5.3) L’intestin grêle est actuellement évalué par scanner (entéroscanner avec ou sans entéroclyse) ou entéro-IRM.

Le grêle et en particulier l’iléon terminal est également analysable par échographie (qui est aussi utile pour la détection des abcès).

Réponse

Le paragraphe 3.3) comporte une inexactitude. En effet, si une augmentation de la calprotectine fécale s’observe effectivement en cas de maladie inflammatoire de l’intestin, sa valeur prédictive positive est de 80 % à 90 % (et pas de 50 à 60 %). Il faut cependant souligner que la positivité de cet examen n’est pas spécifique de la MC et qu’il est peu utilisé en pratique.

Le traitement et les situations particulières seront abordées dans de prochains articles.

Pour en savoir plus :

1) The second European evidence-based consensus on the diagnosis and management of Crohn’s disease: Definitions and diagnosis. G. Van Assche et al. for the European Crohns’s and Colitis Organisation (ECCO).

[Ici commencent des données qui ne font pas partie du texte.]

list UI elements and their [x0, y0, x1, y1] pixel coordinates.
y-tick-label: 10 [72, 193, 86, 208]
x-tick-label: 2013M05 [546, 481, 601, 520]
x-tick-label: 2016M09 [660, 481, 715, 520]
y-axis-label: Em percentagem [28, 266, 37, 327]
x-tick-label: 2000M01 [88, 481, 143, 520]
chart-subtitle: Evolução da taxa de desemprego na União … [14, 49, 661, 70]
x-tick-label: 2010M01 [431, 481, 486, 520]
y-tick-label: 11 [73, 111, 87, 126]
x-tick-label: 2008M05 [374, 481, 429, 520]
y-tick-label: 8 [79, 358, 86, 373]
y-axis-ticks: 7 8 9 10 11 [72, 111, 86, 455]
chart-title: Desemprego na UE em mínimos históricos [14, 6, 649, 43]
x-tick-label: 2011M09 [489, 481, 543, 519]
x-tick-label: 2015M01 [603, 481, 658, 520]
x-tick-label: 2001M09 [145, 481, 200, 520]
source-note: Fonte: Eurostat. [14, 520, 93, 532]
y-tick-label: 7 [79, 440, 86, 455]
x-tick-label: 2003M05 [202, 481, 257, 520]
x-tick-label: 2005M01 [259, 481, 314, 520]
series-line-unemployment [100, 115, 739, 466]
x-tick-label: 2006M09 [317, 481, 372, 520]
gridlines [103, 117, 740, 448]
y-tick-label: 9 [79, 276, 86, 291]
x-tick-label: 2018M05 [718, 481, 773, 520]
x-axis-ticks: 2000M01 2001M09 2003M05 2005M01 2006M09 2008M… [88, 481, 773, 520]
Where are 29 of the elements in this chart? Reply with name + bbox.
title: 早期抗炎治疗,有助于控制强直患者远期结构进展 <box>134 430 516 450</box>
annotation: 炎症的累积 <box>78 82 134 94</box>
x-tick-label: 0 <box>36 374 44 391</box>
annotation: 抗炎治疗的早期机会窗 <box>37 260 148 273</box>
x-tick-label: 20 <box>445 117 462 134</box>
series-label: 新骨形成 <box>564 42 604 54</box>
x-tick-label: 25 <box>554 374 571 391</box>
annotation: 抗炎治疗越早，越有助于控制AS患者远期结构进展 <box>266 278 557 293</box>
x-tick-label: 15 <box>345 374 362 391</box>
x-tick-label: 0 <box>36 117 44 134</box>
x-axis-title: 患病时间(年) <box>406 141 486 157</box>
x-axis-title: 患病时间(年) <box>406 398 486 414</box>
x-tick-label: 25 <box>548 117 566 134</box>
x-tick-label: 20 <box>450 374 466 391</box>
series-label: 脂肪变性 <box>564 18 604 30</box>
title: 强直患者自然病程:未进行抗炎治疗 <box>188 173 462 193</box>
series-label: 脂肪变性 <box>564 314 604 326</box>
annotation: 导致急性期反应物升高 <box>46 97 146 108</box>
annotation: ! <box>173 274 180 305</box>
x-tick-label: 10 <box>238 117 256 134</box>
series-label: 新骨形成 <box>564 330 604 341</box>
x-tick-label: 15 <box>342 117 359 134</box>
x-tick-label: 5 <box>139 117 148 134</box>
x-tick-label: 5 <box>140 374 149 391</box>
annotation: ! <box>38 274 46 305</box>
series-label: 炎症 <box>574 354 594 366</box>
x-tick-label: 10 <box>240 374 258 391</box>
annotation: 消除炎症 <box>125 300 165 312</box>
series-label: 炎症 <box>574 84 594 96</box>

Journal of Crohn’s and Colitis 2010;4:7-27

2) The second European evidence-based consensus on the diagnosis and management of Crohn’s disease: Current management. A Dignass et al. for the European Crohns’s and Colitis Organisation (ECCO). Journal of Crohn’s and Colitis 2010;4:28-62.

3) The second European evidence-based consensus on the diagnosis and management of Crohn’s disease: Special situations. G Van Assche et al. for the European Crohns’s and Colitis Organisation (ECCO). Journal of Crohn’s and Colitis 2010;4:63-101.